Domingo de Ramos en la Pasión del Señor
Rosalino Dizon Reyes.
Tomó la condición de esclavo (Fil 2, 7)
Jesús es el Mesías, el Hijo de Dios vivo. Pero no ha venido para que le sirvan, sino
para servir y dar su vida en rescate por todos. Los auténticos discípulos recuerdan
y viven el ministerio abnegado del Maestro.
Según la creencia popular, el Mesías no puede ser el Siervo Sufriente. Por eso, no
es de extrañar que, patentes los sufrimientos del entregado a las autoridades, la
multitud cese de aclamar: «¡Hosanna al Hijo de David!».
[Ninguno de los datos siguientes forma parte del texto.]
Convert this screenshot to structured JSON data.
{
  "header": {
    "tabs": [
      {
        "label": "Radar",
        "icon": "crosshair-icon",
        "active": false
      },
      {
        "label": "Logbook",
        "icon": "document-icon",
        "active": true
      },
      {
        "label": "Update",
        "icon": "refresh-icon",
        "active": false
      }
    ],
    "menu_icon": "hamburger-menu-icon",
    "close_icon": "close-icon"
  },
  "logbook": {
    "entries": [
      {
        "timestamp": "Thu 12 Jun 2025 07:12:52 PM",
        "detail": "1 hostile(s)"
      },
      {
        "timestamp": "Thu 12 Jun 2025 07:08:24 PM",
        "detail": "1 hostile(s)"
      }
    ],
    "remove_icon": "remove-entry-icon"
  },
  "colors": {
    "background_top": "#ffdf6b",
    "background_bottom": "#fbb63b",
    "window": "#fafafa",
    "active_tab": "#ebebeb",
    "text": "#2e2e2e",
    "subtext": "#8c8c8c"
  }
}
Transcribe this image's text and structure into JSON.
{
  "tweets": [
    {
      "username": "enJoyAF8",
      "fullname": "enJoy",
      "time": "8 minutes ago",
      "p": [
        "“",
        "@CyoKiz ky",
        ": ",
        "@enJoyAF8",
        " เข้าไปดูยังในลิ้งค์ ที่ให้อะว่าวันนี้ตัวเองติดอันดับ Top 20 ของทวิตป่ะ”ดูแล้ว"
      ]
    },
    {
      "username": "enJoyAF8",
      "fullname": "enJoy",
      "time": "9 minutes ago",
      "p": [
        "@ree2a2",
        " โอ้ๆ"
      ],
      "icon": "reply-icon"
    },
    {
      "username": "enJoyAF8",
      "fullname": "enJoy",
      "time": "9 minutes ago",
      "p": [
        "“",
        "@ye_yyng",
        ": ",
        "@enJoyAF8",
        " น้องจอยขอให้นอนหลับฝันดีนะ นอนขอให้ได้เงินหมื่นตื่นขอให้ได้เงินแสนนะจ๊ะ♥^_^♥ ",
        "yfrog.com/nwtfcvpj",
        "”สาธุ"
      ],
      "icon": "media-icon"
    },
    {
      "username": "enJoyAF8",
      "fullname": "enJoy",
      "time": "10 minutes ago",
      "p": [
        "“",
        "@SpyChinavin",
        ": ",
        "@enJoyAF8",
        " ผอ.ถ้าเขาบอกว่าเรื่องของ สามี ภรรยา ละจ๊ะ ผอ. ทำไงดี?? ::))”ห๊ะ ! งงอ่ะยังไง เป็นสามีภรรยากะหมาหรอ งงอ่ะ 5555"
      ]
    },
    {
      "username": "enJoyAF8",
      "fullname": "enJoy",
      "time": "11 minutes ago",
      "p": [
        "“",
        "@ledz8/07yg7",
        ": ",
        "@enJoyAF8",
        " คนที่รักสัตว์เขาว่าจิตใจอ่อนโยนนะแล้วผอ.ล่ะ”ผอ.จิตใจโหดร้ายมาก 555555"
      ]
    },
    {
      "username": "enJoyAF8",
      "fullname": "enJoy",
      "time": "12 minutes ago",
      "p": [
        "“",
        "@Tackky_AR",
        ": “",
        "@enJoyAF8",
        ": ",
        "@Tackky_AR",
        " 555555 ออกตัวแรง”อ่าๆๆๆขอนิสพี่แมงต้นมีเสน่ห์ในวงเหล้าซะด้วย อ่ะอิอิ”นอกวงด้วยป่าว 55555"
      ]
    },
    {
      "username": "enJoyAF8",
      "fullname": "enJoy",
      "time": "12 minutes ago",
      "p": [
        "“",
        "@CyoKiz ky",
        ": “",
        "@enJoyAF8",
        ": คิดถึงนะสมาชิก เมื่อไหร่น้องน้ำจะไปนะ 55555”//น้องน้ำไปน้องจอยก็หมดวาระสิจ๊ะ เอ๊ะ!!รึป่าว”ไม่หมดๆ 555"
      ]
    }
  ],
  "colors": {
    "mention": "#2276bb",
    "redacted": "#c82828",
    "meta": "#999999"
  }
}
Ahora gritan todos a una: «¡Que lo crucifiquen!», indignados de que resulte ser un
impostor el que les parecía su esperanza para la liberación de Israel. La admiración
de los comparables a lo sembrado junto al camino o en terreno pedregoso, se ha
cambiado en una amarga y violenta decepción. Así se desahogan a veces los
enojados consigo mismos por creer que se dejaron embaucar. Judas quizás es el
peor de éstos, pero son lamentables también la negación de Pedro y la huida de los
demás.
No se sienten defraudados, por su parte, los dirigentes religiosos, sino vindicados, y
satisfechos de que hayan convencido a la muchedumbre crédula. Están certísimos
de sus interpretaciones bíblicas; ellos las consideran no discutibles.
Éstos están empeñados en proteger sus intereses. Por todas partes no encuentran
más que a comunistas, herejes, blasfemos, enemigos de la seguridad o la identidad
nacional o cultural. Se obsesionan por imponer una multitud de preceptos,
descuidando, sin embargo, lo más grave de la ley (cf EG 35). Para lograr sus
objetivos, aseguran que al justo que les resulta incómodo se le someta a afrentas y
torturas, como a un criminal, y se le condene a muerte. Estudian ellos las
Escrituras, pero rechazan a Jesús, a quien ellas atestiguan. Les pasa lo que a lo
sembrado en zarzas: quedan ahogados por sus obsesiones.
No abrigan ambiciones, en cambio, los limpios de corazón, los pobres, los que
lloran, los sufridos, los perseguidos y calumniados. Por eso ven a Dios y tienen
vista perspicaz. En consideración de su sencillez y su condición humilde, el Padre
les revela lo que oculta a los entendidos, y por eso, como dice san Vicente de Paúl,
está la verdadera religión entre las gentes sencillas que cargan con sus cruces
diarias con fe viva y en silencio (XI 120, 462).
Dada su situación precaria, imposible pensar en puestos de honor; solo tienen
hambre y sed de justicia, misericordia y paz. Y por ellas luchan, llevando la cruz y
no la espada. Desvelados gritan desde el hondo al Señor con arrepentimiento y
esperanza. Como saben por experiencia lo que es sentirse abandonado, saben
también encomendar su espíritu a las manos del Padre. Muriéndose de tristeza y
agonizantes frecuentemente, entienden mejor y anhelan más que nadie la
resurrección.
Y quedan prendados, con razón, de la Eucaristía, memorial del sacrificio de Cristo y
prenda del pan tierno y vino nuevo del reino del Padre.